A: My thesis is on Ando Tadao, a contemporary Japanese architect. It examines Ando Tadao, but it also takes into consideration Japan’s modern architectural profession and its historical development because it seeks to understand how Ando has progressed in his profession.

I am interested in how Ando stands within the context of the 21st century. Chapter one focuses on the conflict between Japanese aesthetics constructed by an external gaze and an internal gaze. Chapter two debunks Ando’s affinity to certain traditional aesthetics. Chapter three describes his earlier works and its qualities. Chapter four shows how he diverts from many of his signature qualities. Chapter five ultimately articulates his interpretation of architecture and how the identity he assumes as a “Japanese” architect in the 21st century. Chapter five is significant because I propose that Ando straddles between the generation of older architects like Kisho Kurokawa and Arata Isozaki who popularized constructed ideals of Japanese aesthetics and the generation of younger architects who feel that being an architect is as natural for them as it is for their Western counterparts and therefore justification trumps their artistic consciousness.

Some of the questions I pose are: Where does Ando, at the final stage of his profession, stand? Has he removed himself from ongoing debates about nationhood and identification? It is more appropriate to see him as an individual appreciative of tradition and historicity, but open to new ideas and concepts. He seeks to re-evaluate traditional elements and give them a new meaning that is particular to the location in which he builds.

Q: Why did you choose this particular topic?
A: I chose this topic because I am a fan of Ando’s buildings and I also enjoyed learning about architecture. I have actually never taken an architecture class here at Amherst College, so I thought it was a stimulating experience to learn about contemporary architectural theory. I also wanted to study some of the residential designs of the 21st century.

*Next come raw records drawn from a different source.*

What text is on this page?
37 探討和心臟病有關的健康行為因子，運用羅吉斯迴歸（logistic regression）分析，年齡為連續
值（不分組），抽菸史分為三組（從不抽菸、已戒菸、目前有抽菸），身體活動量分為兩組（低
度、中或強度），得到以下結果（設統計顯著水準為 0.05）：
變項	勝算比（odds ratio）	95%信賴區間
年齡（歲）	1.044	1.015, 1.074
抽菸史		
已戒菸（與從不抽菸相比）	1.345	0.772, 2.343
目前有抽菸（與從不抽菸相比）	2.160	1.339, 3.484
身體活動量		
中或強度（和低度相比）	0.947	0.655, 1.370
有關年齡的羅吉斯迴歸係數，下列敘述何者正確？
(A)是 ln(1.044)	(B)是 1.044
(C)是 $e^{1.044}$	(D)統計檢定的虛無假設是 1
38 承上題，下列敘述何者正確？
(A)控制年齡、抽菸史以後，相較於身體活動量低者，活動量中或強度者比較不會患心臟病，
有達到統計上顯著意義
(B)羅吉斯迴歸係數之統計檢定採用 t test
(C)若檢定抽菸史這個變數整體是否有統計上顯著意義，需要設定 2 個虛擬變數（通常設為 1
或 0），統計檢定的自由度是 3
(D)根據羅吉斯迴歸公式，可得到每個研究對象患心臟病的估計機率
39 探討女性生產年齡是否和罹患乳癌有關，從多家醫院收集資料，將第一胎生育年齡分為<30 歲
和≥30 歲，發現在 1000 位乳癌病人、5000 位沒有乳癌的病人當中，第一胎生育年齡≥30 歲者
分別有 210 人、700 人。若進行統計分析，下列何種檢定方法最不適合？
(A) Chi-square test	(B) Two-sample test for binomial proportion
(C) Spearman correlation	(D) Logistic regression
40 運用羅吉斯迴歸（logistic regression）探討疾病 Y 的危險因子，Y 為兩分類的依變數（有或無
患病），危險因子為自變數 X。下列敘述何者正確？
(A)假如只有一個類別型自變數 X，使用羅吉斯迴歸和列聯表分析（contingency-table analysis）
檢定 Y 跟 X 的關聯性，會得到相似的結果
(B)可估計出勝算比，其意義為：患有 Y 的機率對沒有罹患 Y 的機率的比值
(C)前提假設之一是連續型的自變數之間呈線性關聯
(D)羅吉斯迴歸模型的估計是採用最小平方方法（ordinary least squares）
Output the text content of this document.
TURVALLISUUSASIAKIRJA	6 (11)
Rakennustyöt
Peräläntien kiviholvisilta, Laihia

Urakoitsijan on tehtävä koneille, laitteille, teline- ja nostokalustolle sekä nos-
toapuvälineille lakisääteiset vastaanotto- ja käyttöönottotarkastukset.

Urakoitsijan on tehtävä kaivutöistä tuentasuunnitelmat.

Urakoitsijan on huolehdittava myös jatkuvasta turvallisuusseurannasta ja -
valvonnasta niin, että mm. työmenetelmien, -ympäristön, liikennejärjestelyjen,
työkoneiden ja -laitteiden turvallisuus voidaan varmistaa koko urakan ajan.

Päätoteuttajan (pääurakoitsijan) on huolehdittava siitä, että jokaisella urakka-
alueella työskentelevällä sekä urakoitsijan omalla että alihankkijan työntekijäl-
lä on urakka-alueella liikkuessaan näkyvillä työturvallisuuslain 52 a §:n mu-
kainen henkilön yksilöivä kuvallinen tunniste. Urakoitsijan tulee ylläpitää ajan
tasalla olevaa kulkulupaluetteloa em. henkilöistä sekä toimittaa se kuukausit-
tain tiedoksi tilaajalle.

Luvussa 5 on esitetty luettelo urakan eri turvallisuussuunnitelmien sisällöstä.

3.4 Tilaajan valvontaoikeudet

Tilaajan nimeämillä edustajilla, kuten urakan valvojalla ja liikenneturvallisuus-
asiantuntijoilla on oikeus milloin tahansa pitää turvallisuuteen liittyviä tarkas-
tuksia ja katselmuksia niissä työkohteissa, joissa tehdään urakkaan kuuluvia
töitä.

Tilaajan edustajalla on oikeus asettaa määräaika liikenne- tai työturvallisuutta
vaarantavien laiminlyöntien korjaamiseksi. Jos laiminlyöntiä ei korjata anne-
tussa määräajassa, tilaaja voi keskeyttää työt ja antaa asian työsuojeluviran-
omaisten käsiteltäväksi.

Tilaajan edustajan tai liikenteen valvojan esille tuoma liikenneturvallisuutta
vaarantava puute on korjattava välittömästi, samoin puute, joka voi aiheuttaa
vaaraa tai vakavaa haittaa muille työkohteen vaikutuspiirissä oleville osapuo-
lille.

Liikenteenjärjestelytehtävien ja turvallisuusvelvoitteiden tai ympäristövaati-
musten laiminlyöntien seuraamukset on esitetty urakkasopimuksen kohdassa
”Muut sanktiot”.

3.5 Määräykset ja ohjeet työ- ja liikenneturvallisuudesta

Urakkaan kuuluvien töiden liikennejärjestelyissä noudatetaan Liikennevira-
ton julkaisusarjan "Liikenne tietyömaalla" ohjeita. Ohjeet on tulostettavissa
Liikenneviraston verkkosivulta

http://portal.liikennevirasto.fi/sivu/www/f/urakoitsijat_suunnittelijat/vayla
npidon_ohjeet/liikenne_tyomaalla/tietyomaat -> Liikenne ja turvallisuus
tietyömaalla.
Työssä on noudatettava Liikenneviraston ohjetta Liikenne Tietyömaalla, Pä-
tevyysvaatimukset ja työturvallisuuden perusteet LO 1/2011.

Q: What has been some of the best parts of writing a thesis?
A: The best parts of writing a thesis is doing research and rereading what you wrote. You get a certain amount of satisfaction producing something you worked hard for.

Q: What has been some of the most difficult parts of writing a thesis?
A: The most challenging part is the beginning. I had to reformulate my argument over and over again because I came across new research or reading in the middle of my process. The writing/editing is cumbersome as well. It’s a big task to take on.

Another part that made my research difficult was that I didn’t get to visit many of the architectural sites I talked about. Therefore, I felt that sort of reduced my credibility as a researcher.

Q: Where are you in the process? What do you have left to do?
A: I am editing my draft right now. I have five chapters and my final chapter is still in process. I also need to organize my bibliography and list of illustrations. I am probably going to spend the month of March editing and polishing my awkward sentences/paragraphs.

Q: Have there been any surprises in the process? Did your research turn out the way you expected it to?
A: I don’t think there were any surprises yet. I hope there won’t be any. At this point, I just want to produce a good paper and make a solid argument. The research is extensive but it’s interesting as well as informative in helping me build my arguments.

Q: When you have finished your thesis, what will you do with it?
A: I’ll probably not look at my thesis for a long time, but I’d like to reread it if I get the chance. I think the best part of producing a long paper is the sense of accomplishment you get when you read the finished product.